而林湖与田德益,令萧落叶暴露,更是方觉亲自下手杀的。
至于后来的齐王,虽然是因为搅乱朝纲,刺杀叶红衣……但也是因为方觉,才有此昏招。
所以方觉站在皇帝的角度,都有点替他难过了。
三个皇子,虽然有个假的,但名义上可是真的,都因为自己倒台了。
再逼他贬第四个……
方觉有点于心不忍,且这种事情太频繁了,皇帝与皇族都颜面尽失。
惩戒犯罪分子固然应该,可这是一个人治时代,皇权高高在上,让皇帝屡次不爽是会出事情的。
将口供写两份,一份不涉及魏王,交给三法司过问,明正典刑。
涉及魏王的那部分,只有皇帝一人得知,至于如何处置,要不要公开……那就全是皇帝一念之间了。
已经给你留脸面了,你自己看着办吧,反正不能甩锅给我就是了。
上次萧落叶一案,皇帝并未维护,方觉觉得多少是因为,那个皇子是假的。
这回可不一样了。
“少师真是贴心。

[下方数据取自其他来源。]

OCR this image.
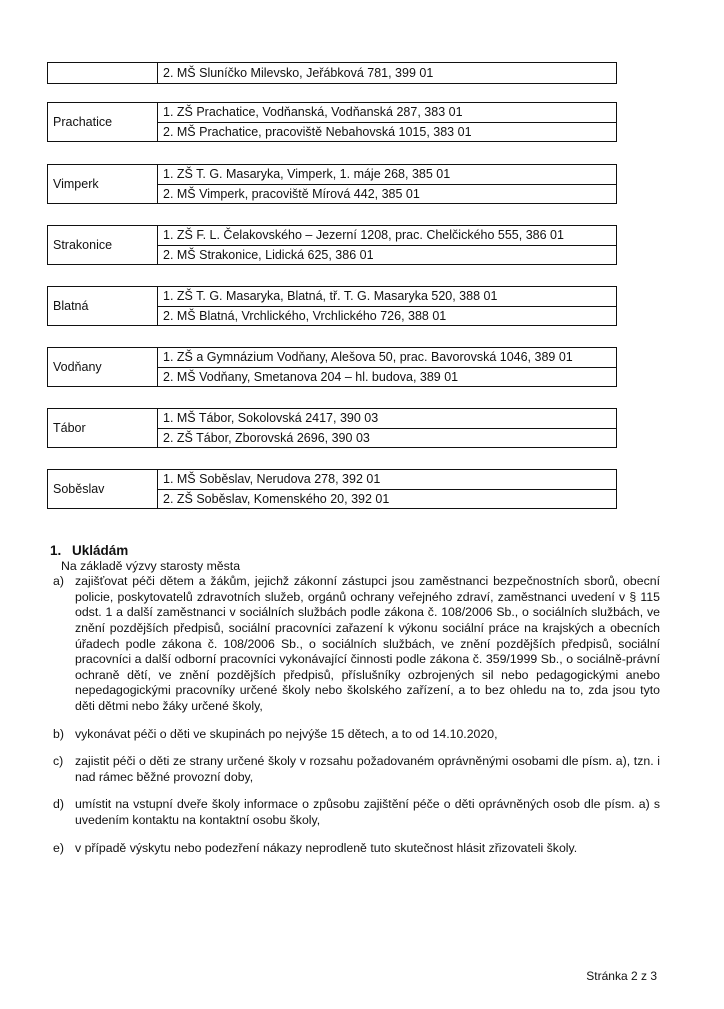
2. MŠ Sluníčko Milevsko, Jeřábková 781, 399 01
Prachatice
1. ZŠ Prachatice, Vodňanská, Vodňanská 287, 383 01
2. MŠ Prachatice, pracoviště Nebahovská 1015, 383 01
Vimperk
1. ZŠ T. G. Masaryka, Vimperk, 1. máje 268, 385 01
2. MŠ Vimperk, pracoviště Mírová 442, 385 01
Strakonice
1. ZŠ F. L. Čelakovského – Jezerní 1208, prac. Chelčického 555, 386 01
2. MŠ Strakonice, Lidická 625, 386 01
Blatná
1. ZŠ T. G. Masaryka, Blatná, tř. T. G. Masaryka 520, 388 01
2. MŠ Blatná, Vrchlického, Vrchlického 726, 388 01
Vodňany
1. ZŠ a Gymnázium Vodňany, Alešova 50, prac. Bavorovská 1046, 389 01
2. MŠ Vodňany, Smetanova 204 – hl. budova, 389 01
Tábor
1. MŠ Tábor, Sokolovská 2417, 390 03
2. ZŠ Tábor, Zborovská 2696, 390 03
Soběslav
1. MŠ Soběslav, Nerudova 278, 392 01
2. ZŠ Soběslav, Komenského 20, 392 01
1. Ukládám
Na základě výzvy starosty města
a) zajišťovat péči dětem a žákům, jejichž zákonní zástupci jsou zaměstnanci bezpečnostních sborů, obecní policie, poskytovatelů zdravotních služeb, orgánů ochrany veřejného zdraví, zaměstnanci uvedení v § 115 odst. 1 a další zaměstnanci v sociálních službách podle zákona č. 108/2006 Sb., o sociálních službách, ve znění pozdějších předpisů, sociální pracovníci zařazení k výkonu sociální práce na krajských a obecních úřadech podle zákona č. 108/2006 Sb., o sociálních službách, ve znění pozdějších předpisů, sociální pracovníci a další odborní pracovníci vykonávající činnosti podle zákona č. 359/1999 Sb., o sociálně-právní ochraně dětí, ve znění pozdějších předpisů, příslušníky ozbrojených sil nebo pedagogickými anebo nepedagogickými pracovníky určené školy nebo školského zařízení, a to bez ohledu na to, zda jsou tyto děti dětmi nebo žáky určené školy,
b) vykonávat péči o děti ve skupinách po nejvýše 15 dětech, a to od 14.10.2020,
c) zajistit péči o děti ze strany určené školy v rozsahu požadovaném oprávněnými osobami dle písm. a), tzn. i nad rámec běžné provozní doby,
d) umístit na vstupní dveře školy informace o způsobu zajištění péče o děti oprávněných osob dle písm. a) s uvedením kontaktu na kontaktní osobu školy,
e) v případě výskytu nebo podezření nákazy neprodleně tuto skutečnost hlásit zřizovateli školy.
Stránka 2 z 3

”柏青突然就意识到,为什么自己会被范西案排挤了。
与人家相比,我这人情世故,也就只比林北高一点点而已。
难怪人家当大官呢。
“做吧。”方觉示意道。
柏青也就将口供拿了回去,当场又写了一份,分别让楚怀仁画押。
一切完毕后,方觉伸手,柏青将涉及魏王的那一份口供,交到了他手中。
“你手中这份,拓印之后送回京城。”方觉吩咐道。
柏青道:“少师还怕证据出问题?”
方觉淡淡道:“不是怕出问题,是多半会出问题……而且这楚怀仁,多半活不了几天了。”
他道:“叫你的人,不要看他太紧,免得人家来灭口的时候,白白牺牲几个兄弟。”
“啊?”柏青诧异,立刻就明白了意思,“怎么可能?”
楚怀仁听到这话,也是咬牙落泪。
他知道,自己供出了魏王,一定下场很惨。
魏王那边,知道楚怀仁被下狱,肯定会派人来灭口,到时候顺带销毁证据……这样一来,就止损了。

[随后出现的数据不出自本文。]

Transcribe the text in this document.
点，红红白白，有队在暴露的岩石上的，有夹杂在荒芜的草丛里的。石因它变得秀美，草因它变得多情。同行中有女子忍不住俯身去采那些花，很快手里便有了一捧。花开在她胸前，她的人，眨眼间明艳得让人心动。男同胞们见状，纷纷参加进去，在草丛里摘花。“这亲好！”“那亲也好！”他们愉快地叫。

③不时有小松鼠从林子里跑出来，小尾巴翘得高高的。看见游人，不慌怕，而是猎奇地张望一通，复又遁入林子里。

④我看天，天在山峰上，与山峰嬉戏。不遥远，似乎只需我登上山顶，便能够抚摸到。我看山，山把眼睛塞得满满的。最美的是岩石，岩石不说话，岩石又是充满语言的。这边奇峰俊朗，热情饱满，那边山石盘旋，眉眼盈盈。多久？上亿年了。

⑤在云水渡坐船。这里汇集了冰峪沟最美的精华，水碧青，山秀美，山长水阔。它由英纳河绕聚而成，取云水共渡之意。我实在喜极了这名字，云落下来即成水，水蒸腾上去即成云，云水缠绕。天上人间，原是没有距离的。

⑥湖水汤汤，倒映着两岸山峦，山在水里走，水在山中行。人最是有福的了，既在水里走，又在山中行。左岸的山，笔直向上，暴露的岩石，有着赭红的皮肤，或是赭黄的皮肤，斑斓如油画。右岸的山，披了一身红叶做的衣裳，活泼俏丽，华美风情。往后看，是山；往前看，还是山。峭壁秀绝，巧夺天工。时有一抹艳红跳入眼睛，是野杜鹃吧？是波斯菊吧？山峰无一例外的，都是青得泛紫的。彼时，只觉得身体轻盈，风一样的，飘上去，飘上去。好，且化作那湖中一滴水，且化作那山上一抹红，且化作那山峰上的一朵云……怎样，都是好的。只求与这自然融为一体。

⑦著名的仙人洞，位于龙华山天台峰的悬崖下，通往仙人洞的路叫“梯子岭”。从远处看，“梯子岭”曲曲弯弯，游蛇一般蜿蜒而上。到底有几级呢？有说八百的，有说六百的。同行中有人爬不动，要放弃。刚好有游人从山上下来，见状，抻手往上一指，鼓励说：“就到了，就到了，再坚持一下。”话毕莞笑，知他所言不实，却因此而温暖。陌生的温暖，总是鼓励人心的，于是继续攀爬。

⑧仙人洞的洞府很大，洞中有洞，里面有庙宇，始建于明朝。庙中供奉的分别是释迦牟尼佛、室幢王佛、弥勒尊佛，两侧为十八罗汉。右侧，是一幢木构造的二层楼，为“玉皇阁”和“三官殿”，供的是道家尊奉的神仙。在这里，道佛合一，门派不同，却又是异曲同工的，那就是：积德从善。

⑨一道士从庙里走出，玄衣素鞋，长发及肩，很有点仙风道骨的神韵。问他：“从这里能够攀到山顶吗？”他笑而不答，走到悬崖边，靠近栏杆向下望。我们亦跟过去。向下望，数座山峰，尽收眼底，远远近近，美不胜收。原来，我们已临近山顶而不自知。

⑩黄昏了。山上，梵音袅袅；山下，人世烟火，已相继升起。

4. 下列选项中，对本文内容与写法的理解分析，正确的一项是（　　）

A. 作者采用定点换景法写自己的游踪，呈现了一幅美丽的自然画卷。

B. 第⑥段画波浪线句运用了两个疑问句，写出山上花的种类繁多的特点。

因为不论是魏王自己的事情,还是北方商会,魏王都不允许暴露在朝廷目光下。
一旦暴露,他就被摆到了明面上,无法做老六了。
当然了,最关键的还是怕被皇帝处置。
“少师,要不要我亲自守在这里,就算高手榜上的人来了,我也能拿下!”柏青十分自信。
他能在最尚武的西楚内,天下第一的范西案手下做副手,本身就已经证明了他的实力。
这段时间柏青与典一也交手过,两人也相差不大,他只略逊典一不多。
柏青有自信,可以拿下任何来灭口或是劫狱的人。
“没必要。”
方觉道:“留下那个人,你也无法活捉,魏王到时候被逼急了,在我们回京时调军队截杀我们怎么办?”
“他敢?”柏青瞪道。
“伪装成北凉军,或是流寇盗匪,你能抓到什么把柄?”方觉摊手看着他。
连萧落叶那样落魄的皇子,都能忽悠到前羽林军大统领田德益,方觉不信魏王在军方就没人。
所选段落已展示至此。